Is not it better than a succession of if+instanceof+cast?This kind of pattern matching is useful to walk through a structure using the composite design pattern. For example, you can use it to explore the DOM of an XML document or the object model of a JSON message.

Functional approach to pattern matching

A side effect of such a matching is that it provides an alternative way to design functions. For example, consider the factorial function. If you choose the recursive version, usually, you would define it like this:
def fact(n: Int): Int =
   if (n == 0) 1
   else n * fact(n - 1)
But you can use Scala’s pattern matching in this case:
def fact(n: Int): Int = n match {
   case 0 => 1
   case n => n * fact(n - 1)
}

Notice the use of the variable n in this case. It is matched with any value that does not appears in the preceding cases. You have to understand that the n in the last case is not the same as the one used in the function signature. If you wanted to use the parameter n and not a new variable with the same name, you have to delimit the variable name with back-quote in the case definition, like this: `n`

Here is a simple way to build you factorial function in Scala:


def fact(n) = (1 to n).foldLeft(1) { _ * _ }

Pattern matching and collection: the look-alike approach

Pattern matching may be applied to the collections. Below is a function that computes the length of a list without pattern matching:


def length[A](list : List[A]) : Int = {
   if (list.isEmpty) 0
   else 1 + length(list.tail)
}

Here is the same function with pattern matching:


def length[A](list : List[A]) : Int = list match {
   case _ :: tail => 1 + length(tail)
   case Nil => 0
}

n this function, there are two cases.
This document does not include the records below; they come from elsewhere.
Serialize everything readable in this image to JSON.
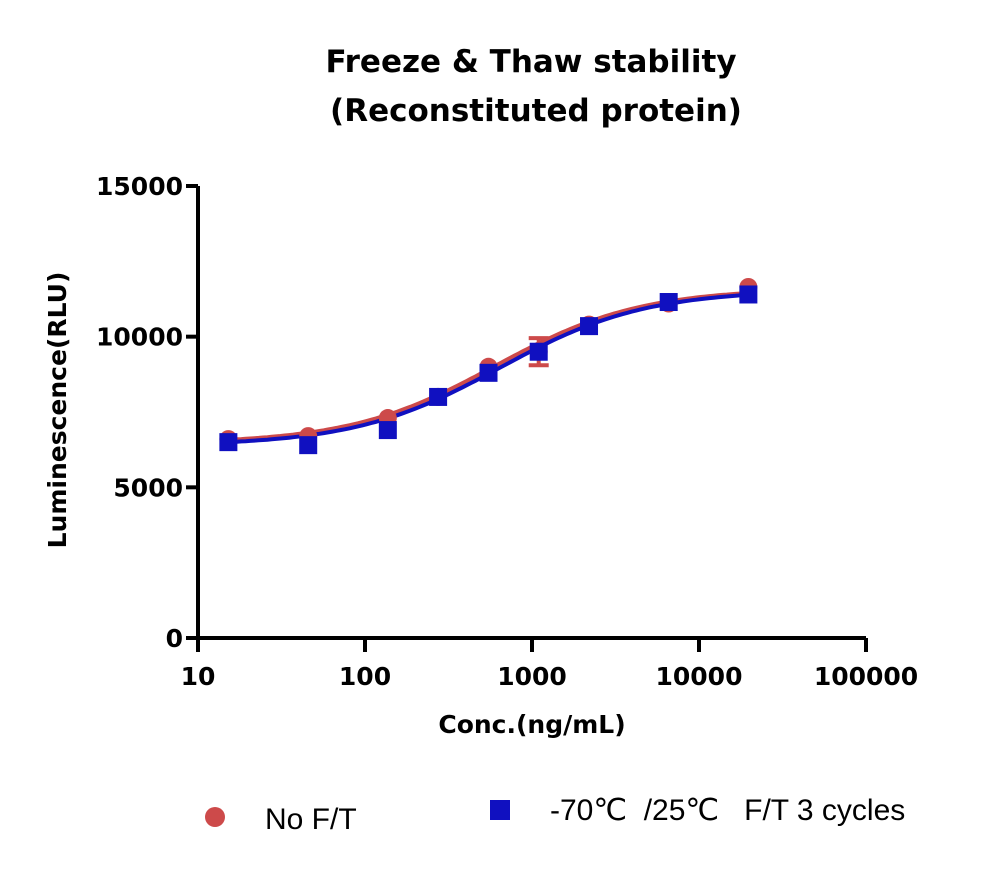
{
  "chart_data": {
    "type": "scatter",
    "title": [
      "Freeze & Thaw stability",
      "(Reconstituted protein)"
    ],
    "xlabel": "Conc.(ng/mL)",
    "ylabel": "Luminescence(RLU)",
    "xscale": "log",
    "xlim": [
      10,
      100000
    ],
    "ylim": [
      0,
      15000
    ],
    "xticks": [
      10,
      100,
      1000,
      10000,
      100000
    ],
    "yticks": [
      0,
      5000,
      10000,
      15000
    ],
    "xtick_labels": [
      "10",
      "100",
      "1000",
      "10000",
      "100000"
    ],
    "ytick_labels": [
      "0",
      "5000",
      "10000",
      "15000"
    ],
    "legend_position": "bottom",
    "series": [
      {
        "name": "No F/T",
        "marker": "circle",
        "color": "#cd4a4a",
        "x": [
          15.2,
          45.7,
          137,
          274,
          549,
          1097,
          2195,
          6584,
          19753
        ],
        "y": [
          6600,
          6700,
          7300,
          8000,
          9000,
          9500,
          10400,
          11100,
          11650
        ],
        "err": [
          0,
          0,
          0,
          0,
          0,
          450,
          0,
          0,
          0
        ],
        "fit": {
          "bottom": 6450,
          "top": 11600,
          "ec50": 600,
          "hill": 1.0
        }
      },
      {
        "name": "-70℃  /25℃   F/T 3 cycles",
        "marker": "square",
        "color": "#1010c0",
        "x": [
          15.2,
          45.7,
          137,
          274,
          549,
          1097,
          2195,
          6584,
          19753
        ],
        "y": [
          6500,
          6400,
          6900,
          8000,
          8800,
          9500,
          10350,
          11150,
          11400
        ],
        "err": [
          0,
          0,
          0,
          0,
          0,
          0,
          0,
          0,
          0
        ],
        "fit": {
          "bottom": 6380,
          "top": 11550,
          "ec50": 640,
          "hill": 1.0
        }
      }
    ]
  }
}
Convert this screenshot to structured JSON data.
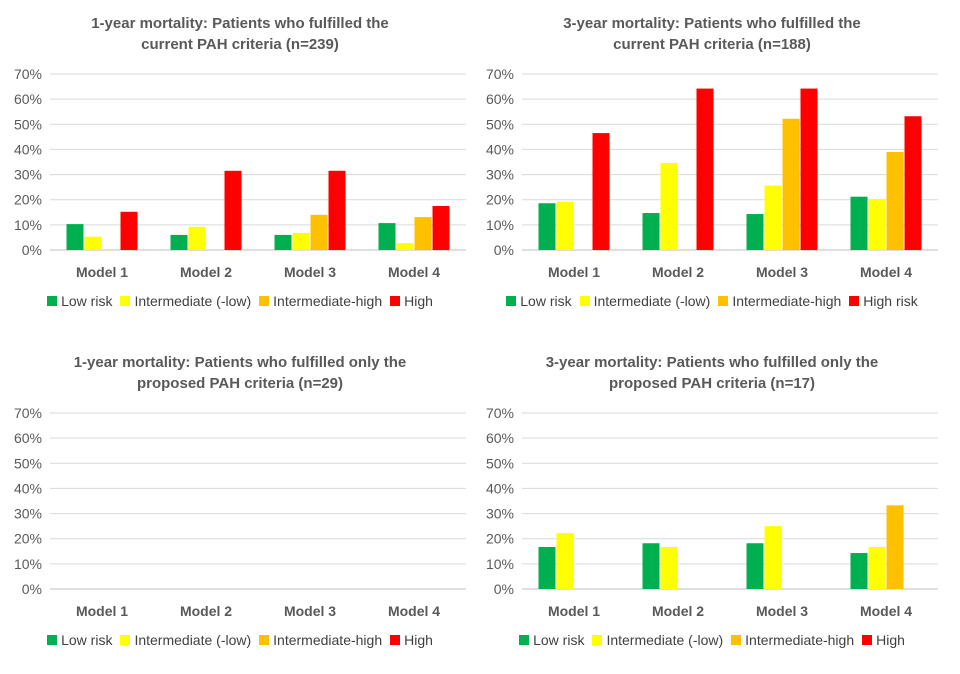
{
  "colors": {
    "low": "#00B050",
    "intermediate_low": "#FFFF00",
    "intermediate_high": "#FFC000",
    "high": "#FF0000",
    "grid": "#D9D9D9",
    "text": "#595959"
  },
  "chart_data": [
    {
      "type": "bar",
      "title": [
        "1-year mortality: Patients who fulfilled the",
        "current PAH criteria (n=239)"
      ],
      "categories": [
        "Model 1",
        "Model 2",
        "Model 3",
        "Model 4"
      ],
      "yticks": [
        "0%",
        "10%",
        "20%",
        "30%",
        "40%",
        "50%",
        "60%",
        "70%"
      ],
      "ylim": [
        0,
        70
      ],
      "series": [
        {
          "name": "Low risk",
          "color": "#00B050",
          "values": [
            10.3,
            6.0,
            6.0,
            10.7
          ]
        },
        {
          "name": "Intermediate (-low)",
          "color": "#FFFF00",
          "values": [
            5.3,
            9.2,
            6.8,
            2.7
          ]
        },
        {
          "name": "Intermediate-high",
          "color": "#FFC000",
          "values": [
            null,
            null,
            14.0,
            13.1
          ]
        },
        {
          "name": "High",
          "color": "#FF0000",
          "values": [
            15.2,
            31.5,
            31.5,
            17.5
          ]
        }
      ],
      "legend": [
        "Low risk",
        "Intermediate (-low)",
        "Intermediate-high",
        "High"
      ],
      "grid": true,
      "legend_position": "bottom"
    },
    {
      "type": "bar",
      "title": [
        "3-year mortality: Patients who fulfilled the",
        "current PAH criteria (n=188)"
      ],
      "categories": [
        "Model 1",
        "Model 2",
        "Model 3",
        "Model 4"
      ],
      "yticks": [
        "0%",
        "10%",
        "20%",
        "30%",
        "40%",
        "50%",
        "60%",
        "70%"
      ],
      "ylim": [
        0,
        70
      ],
      "series": [
        {
          "name": "Low risk",
          "color": "#00B050",
          "values": [
            18.6,
            14.7,
            14.3,
            21.2
          ]
        },
        {
          "name": "Intermediate (-low)",
          "color": "#FFFF00",
          "values": [
            19.2,
            34.6,
            25.6,
            20.2
          ]
        },
        {
          "name": "Intermediate-high",
          "color": "#FFC000",
          "values": [
            null,
            null,
            52.2,
            39.0
          ]
        },
        {
          "name": "High risk",
          "color": "#FF0000",
          "values": [
            46.5,
            64.2,
            64.2,
            53.2
          ]
        }
      ],
      "legend": [
        "Low risk",
        "Intermediate (-low)",
        "Intermediate-high",
        "High risk"
      ],
      "grid": true,
      "legend_position": "bottom"
    },
    {
      "type": "bar",
      "title": [
        "1-year mortality: Patients who fulfilled only the",
        "proposed PAH criteria (n=29)"
      ],
      "categories": [
        "Model 1",
        "Model 2",
        "Model 3",
        "Model 4"
      ],
      "yticks": [
        "0%",
        "10%",
        "20%",
        "30%",
        "40%",
        "50%",
        "60%",
        "70%"
      ],
      "ylim": [
        0,
        70
      ],
      "series": [
        {
          "name": "Low risk",
          "color": "#00B050",
          "values": [
            0,
            0,
            0,
            0
          ]
        },
        {
          "name": "Intermediate (-low)",
          "color": "#FFFF00",
          "values": [
            0,
            0,
            0,
            0
          ]
        },
        {
          "name": "Intermediate-high",
          "color": "#FFC000",
          "values": [
            null,
            null,
            0,
            0
          ]
        },
        {
          "name": "High",
          "color": "#FF0000",
          "values": [
            0,
            0,
            0,
            0
          ]
        }
      ],
      "legend": [
        "Low risk",
        "Intermediate (-low)",
        "Intermediate-high",
        "High"
      ],
      "grid": true,
      "legend_position": "bottom"
    },
    {
      "type": "bar",
      "title": [
        "3-year mortality: Patients who fulfilled only the",
        "proposed PAH criteria (n=17)"
      ],
      "categories": [
        "Model 1",
        "Model 2",
        "Model 3",
        "Model 4"
      ],
      "yticks": [
        "0%",
        "10%",
        "20%",
        "30%",
        "40%",
        "50%",
        "60%",
        "70%"
      ],
      "ylim": [
        0,
        70
      ],
      "series": [
        {
          "name": "Low risk",
          "color": "#00B050",
          "values": [
            16.7,
            18.2,
            18.2,
            14.3
          ]
        },
        {
          "name": "Intermediate (-low)",
          "color": "#FFFF00",
          "values": [
            22.2,
            16.7,
            25.0,
            16.7
          ]
        },
        {
          "name": "Intermediate-high",
          "color": "#FFC000",
          "values": [
            null,
            null,
            null,
            33.3
          ]
        },
        {
          "name": "High",
          "color": "#FF0000",
          "values": [
            null,
            null,
            null,
            null
          ]
        }
      ],
      "legend": [
        "Low risk",
        "Intermediate (-low)",
        "Intermediate-high",
        "High"
      ],
      "grid": true,
      "legend_position": "bottom"
    }
  ]
}
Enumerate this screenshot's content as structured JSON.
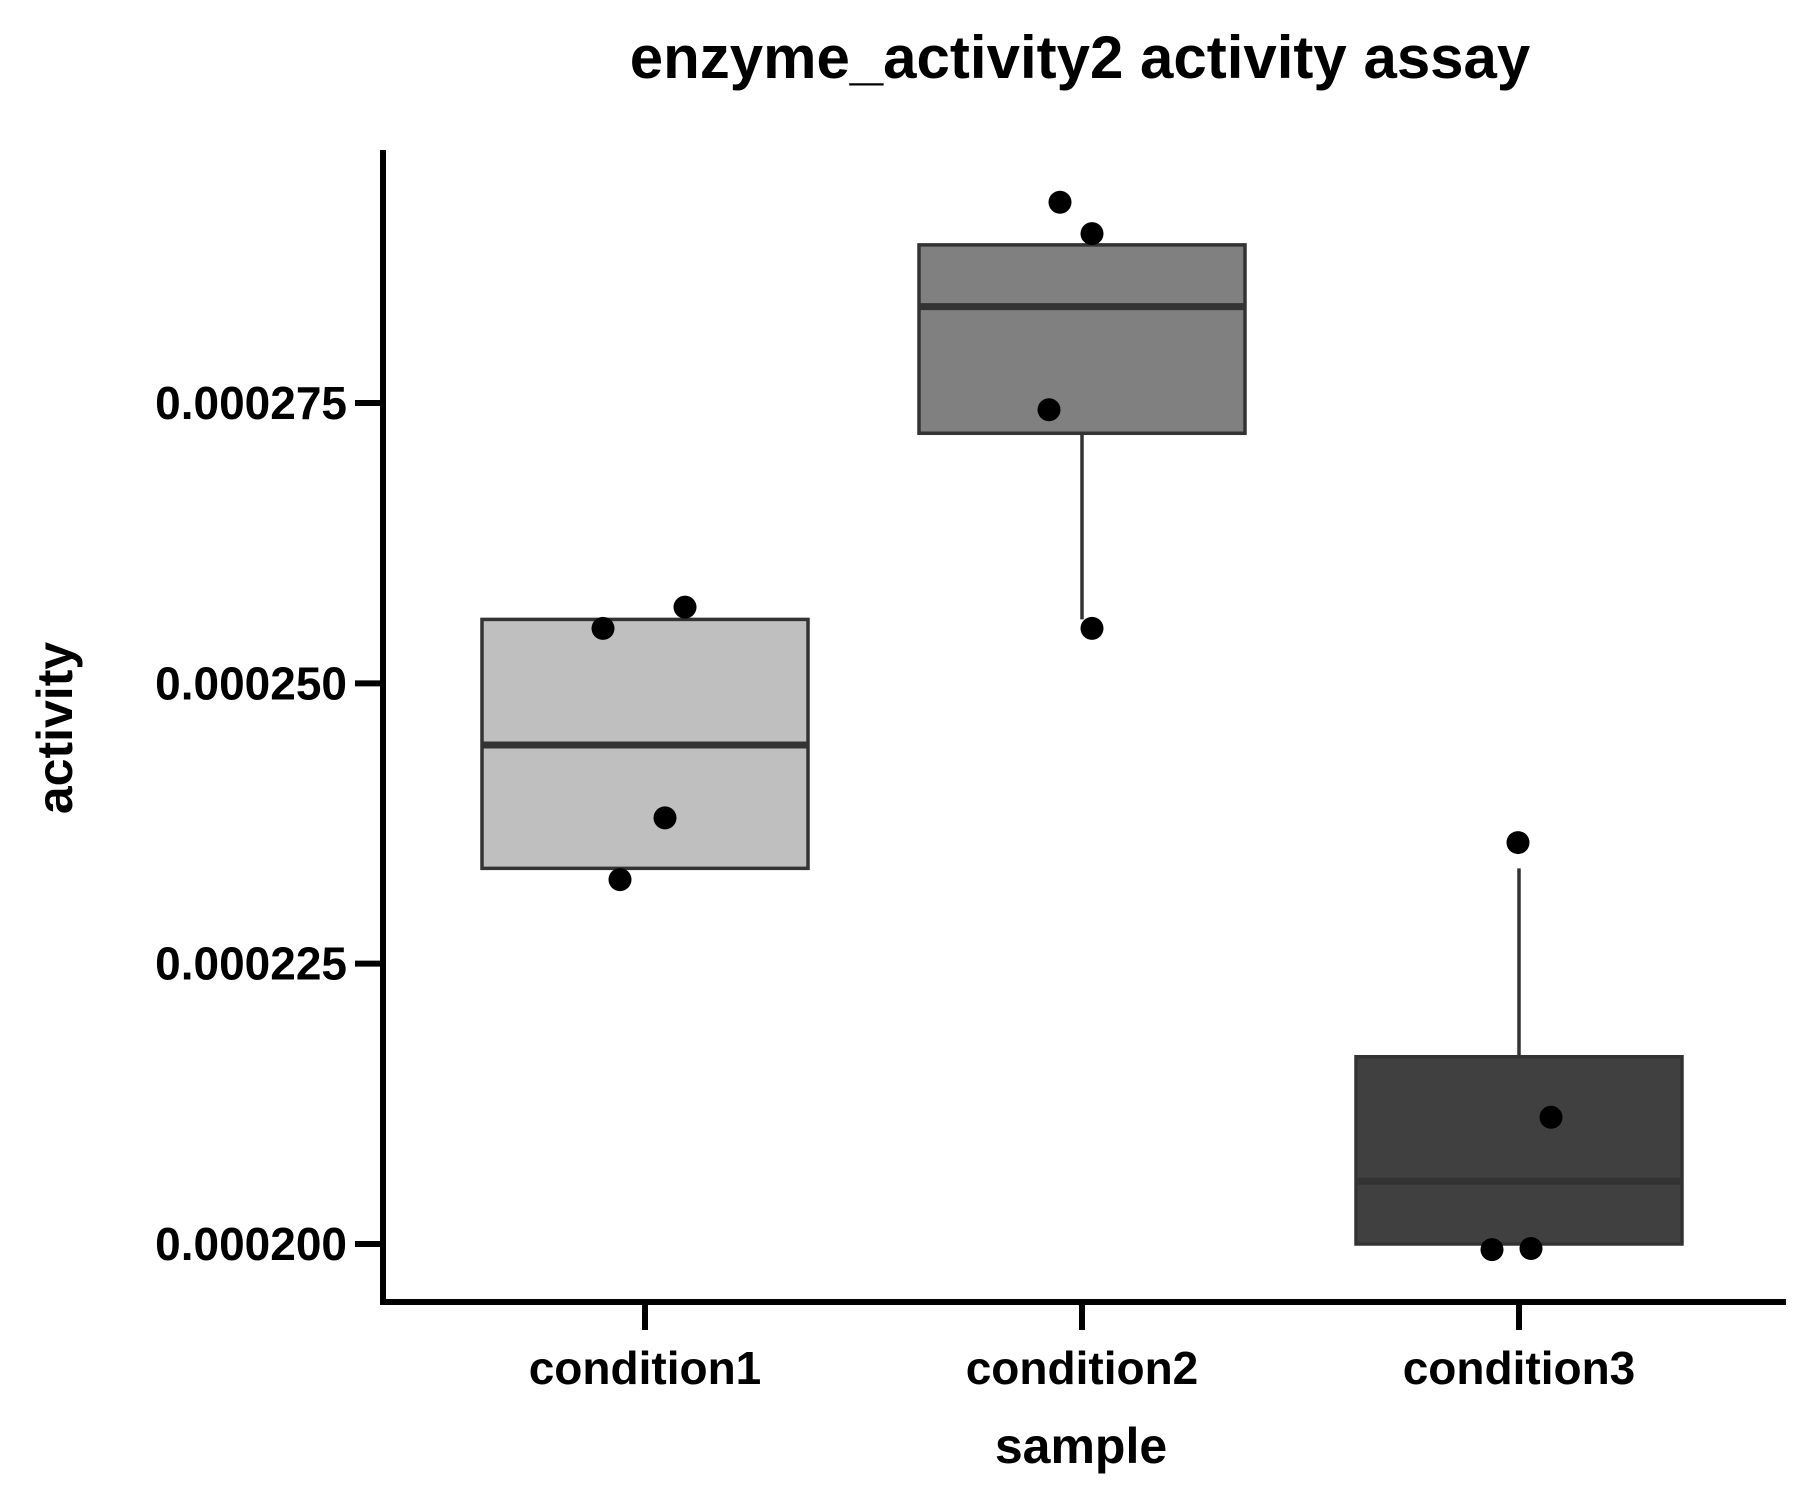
{
  "chart_data": {
    "type": "box",
    "title": "enzyme_activity2 activity assay",
    "xlabel": "sample",
    "ylabel": "activity",
    "categories": [
      "condition1",
      "condition2",
      "condition3"
    ],
    "y_ticks": [
      0.0002,
      0.000225,
      0.00025,
      0.000275
    ],
    "y_tick_labels": [
      "0.000200",
      "0.000225",
      "0.000250",
      "0.000275"
    ],
    "ylim": [
      0.000195,
      0.000298
    ],
    "grid": false,
    "legend": "none",
    "boxes": [
      {
        "category": "condition1",
        "color": "#bfbfbf",
        "whisker_low": 0.0002335,
        "q1": 0.0002335,
        "median": 0.0002445,
        "q3": 0.0002557,
        "whisker_high": 0.0002557,
        "points": [
          0.0002549,
          0.0002568,
          0.000238,
          0.0002325
        ]
      },
      {
        "category": "condition2",
        "color": "#808080",
        "whisker_low": 0.0002557,
        "q1": 0.0002723,
        "median": 0.0002836,
        "q3": 0.0002891,
        "whisker_high": 0.0002891,
        "points": [
          0.0002929,
          0.0002901,
          0.0002744,
          0.0002549
        ]
      },
      {
        "category": "condition3",
        "color": "#404040",
        "whisker_low": 0.0002,
        "q1": 0.0002,
        "median": 0.0002056,
        "q3": 0.0002167,
        "whisker_high": 0.0002335,
        "points": [
          0.0002358,
          0.0002113,
          0.0001995,
          0.0001996
        ]
      }
    ]
  }
}
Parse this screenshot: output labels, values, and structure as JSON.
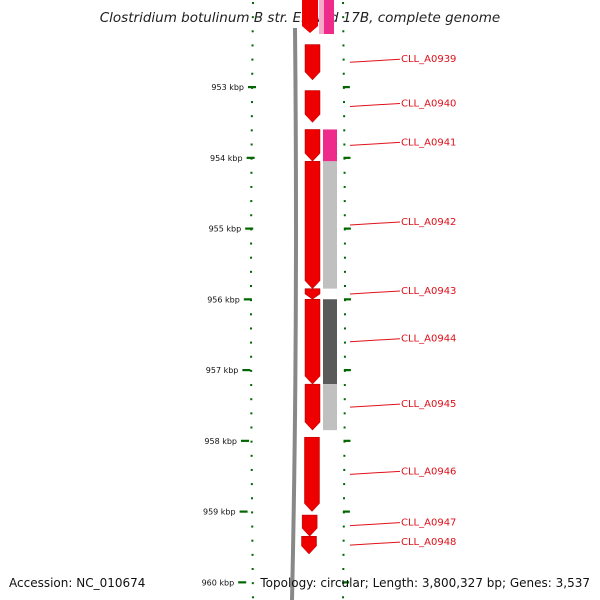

The last one checks if the list is empty with the Nil value. The first one checks if there is at least one element is the list. The notation _ :: tail should be understood “a list with whatever head followed by a tail”. Here the tail can be Nil (ie. empty list) or a non-empty list.

To go further, we will use this approach with tuples in order to improve our method parserArgument() above:


def parseArgument(arg : String, value: Any) = (arg, value) match

{

   case ("-l", lang) => setLanguageTo(lang)
   case ("-o" | "--optim", n : Int) if ((0 < n) && (n <= 5)) =>  setOptimizationLevelTo(n)
   case ("-o" | "--optim", badLevel) => badOptimizationLevel(badLevel)
   case ("-h" | "--help", null) =>displayHelp()
   case bad => badArgument(bad)
}

Notice first the use of the operator | that allows to match alternative forms of arg inside the tuple. Notice also the use of two patterns for options -o and --optim. These patterns are distinguished by the use of a guard condition. The guard conditions help you to get fine tuned pattern matching when pattern matching alone is not enough.